State-level laws that apply here
Under Georgia state law (O.C.G.A. § 44-7, Landlord and Tenant), landlords have relatively lean notice obligations. Nonpayment of rent and material lease violations each require only a 3-day notice to quit (O.C.G.A. § 44-7-50), while a holdover or no-cause termination requires 60 days (O.C.G.A. § 44-7-7). Lease-end terminations carry no statutory notice requirement under O.C.G.A. § 44-7-50. Just-cause eviction is not required under Georgia law, and the state preempts local rent control under O.C.G.A. § 44-7-19, so no Bartow County jurisdiction can impose rent caps. Those are two meaningful structural advantages for landlords. Understanding the full Georgia eviction process, including court filing fees ranging from $60 to $250 and sheriff lockout fees of $25 to $100, is essential before committing to any property here. Attorney fees for contested cases typically run $500 to $3,000, and uncontested matters tend to resolve in 14 to 30 days, while contested proceedings can stretch to 45 to 90 days. A clear grasp of Georgia eviction costs upfront helps landlords build realistic reserves and avoid surprises if a tenancy deteriorates.

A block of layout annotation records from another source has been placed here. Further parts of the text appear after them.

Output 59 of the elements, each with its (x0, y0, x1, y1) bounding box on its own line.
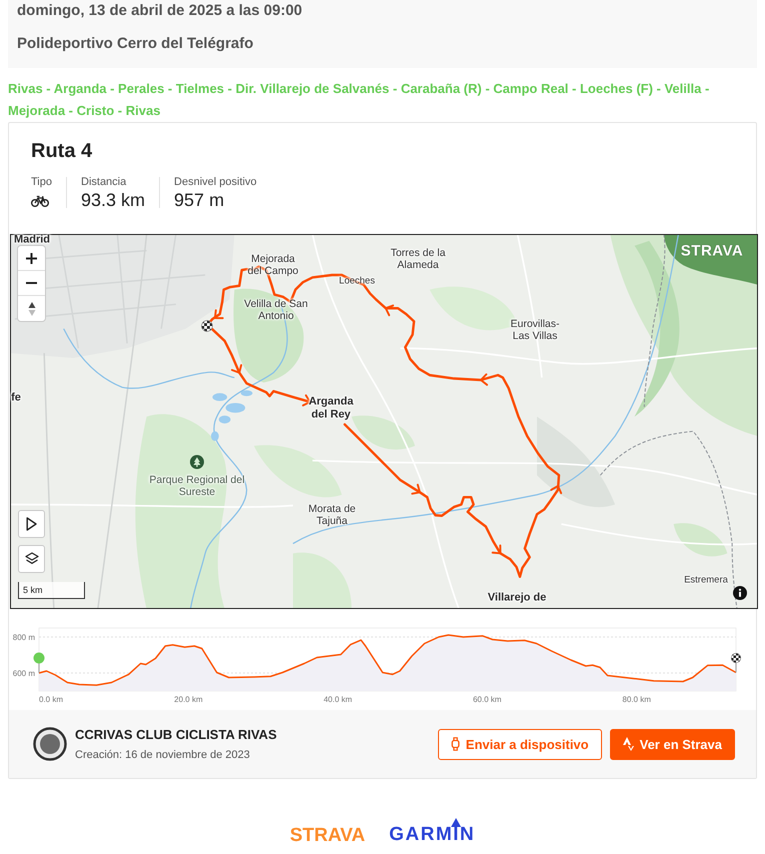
place-label: Torres de la Alameda (390, 246, 446, 272)
plus-icon (26, 252, 37, 264)
axis-label: 40.0 km (324, 695, 352, 704)
axis-label: 600 m (12, 669, 35, 678)
axis-label: 60.0 km (473, 695, 502, 704)
route-title: Ruta 4 (31, 139, 94, 163)
stat-value: 957 m (174, 189, 226, 211)
lake (218, 416, 231, 424)
layers-button[interactable] (18, 545, 45, 573)
place-label: Madrid (14, 234, 50, 246)
compass-button[interactable] (18, 296, 45, 321)
map-logo: STRAVA (680, 244, 744, 258)
strava-logo: STRAVA (290, 825, 366, 847)
stat-label: Desnivel positivo (174, 175, 257, 189)
start-marker-icon (34, 652, 44, 674)
stat-label: Tipo (31, 175, 52, 189)
zoom-in-button[interactable] (18, 246, 45, 271)
place-label: Estremera (684, 576, 728, 586)
tree-icon (190, 455, 204, 469)
axis-label: 20.0 km (174, 695, 203, 704)
play-icon (26, 517, 37, 531)
lake (212, 393, 228, 401)
bicycle-icon (31, 195, 49, 207)
stat-label: Distancia (81, 175, 128, 189)
place-label: Villarejo de (488, 592, 546, 604)
compass-icon (28, 300, 36, 316)
triangle-icon (451, 818, 462, 827)
place-label: Morata de Tajuña (307, 502, 357, 528)
route-description: Rivas - Arganda - Perales - Tielmes - Dir. Villarejo de Salvanés - Carabaña (R) - Campo Real - Loeches (F) - Velilla - Mejorada - Cristo - Rivas (8, 80, 710, 120)
play-button[interactable] (18, 510, 45, 538)
place-label: Velilla de San Antonio (243, 298, 309, 322)
finish-marker-icon (731, 653, 741, 673)
park-label: Parque Regional del Sureste (149, 474, 245, 498)
creation-date: Creación: 16 de noviembre de 2023 (75, 748, 251, 762)
minus-icon (26, 282, 37, 284)
axis-label: 0.0 km (39, 695, 64, 704)
map-scale: 5 km (18, 582, 85, 599)
event-datetime: domingo, 13 de abril de 2025 a las 09:00 (17, 2, 304, 20)
place-label: Arganda del Rey (308, 395, 354, 421)
garmin-logo: GARMIN (389, 824, 476, 845)
view-on-strava-button[interactable]: Ver en Strava (610, 728, 735, 760)
lake (240, 390, 252, 396)
place-label: fe (11, 392, 21, 404)
zoom-out-button[interactable] (18, 271, 45, 296)
info-icon[interactable] (733, 586, 747, 600)
chevrons-icon (622, 737, 634, 751)
layers-icon (24, 552, 38, 566)
club-name: CCRIVAS CLUB CICLISTA RIVAS (75, 726, 277, 742)
axis-label: 800 m (12, 633, 35, 642)
watch-icon (450, 737, 460, 751)
axis-label: 80.0 km (622, 695, 651, 704)
event-location: Polideportivo Cerro del Telégrafo (17, 35, 254, 53)
stat-value: 93.3 km (81, 189, 146, 211)
place-label: Eurovillas-Las Villas (509, 318, 560, 342)
lake (226, 402, 246, 413)
club-avatar-icon (33, 727, 67, 761)
lake (211, 431, 219, 442)
checkered-marker-icon (201, 320, 213, 332)
send-to-device-button[interactable]: Enviar a dispositivo (438, 728, 602, 760)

With an average poverty rate of 11.1% and 34.6% of households renting, Bartow County sits at a moderate baseline of tenant financial stress; review the city grid above to see exactly where that pressure is highest and lowest before targeting specific markets.
Historical eviction filings in Bartow County
From 2000 to 2016, eviction filings in Bartow County increased 35%. The peak was 2,133 filings in 2005.1
- 1,2912000
- 2,133Peak (2005)
- 1,7432016
Data covers 2000–2018, the full span of the Princeton Eviction Lab's national county court-records dataset.
How Bartow County compares
Among its closest peer counties, Bartow County's 2.1/10 average sits between higher-risk Walton County (4.39/10) and Dougherty County (4.35/10) on one side, and lower-risk Catoosa County (4.08/10) and Gordon County (4.17/10) on the other, with Barrow County nearly identical at 4.26/10.
Within Georgia's 159 counties, Bartow ranks 73rd, placing it squarely in the middle third: 72 counties carry more eviction risk and 86 are more landlord-friendly by score.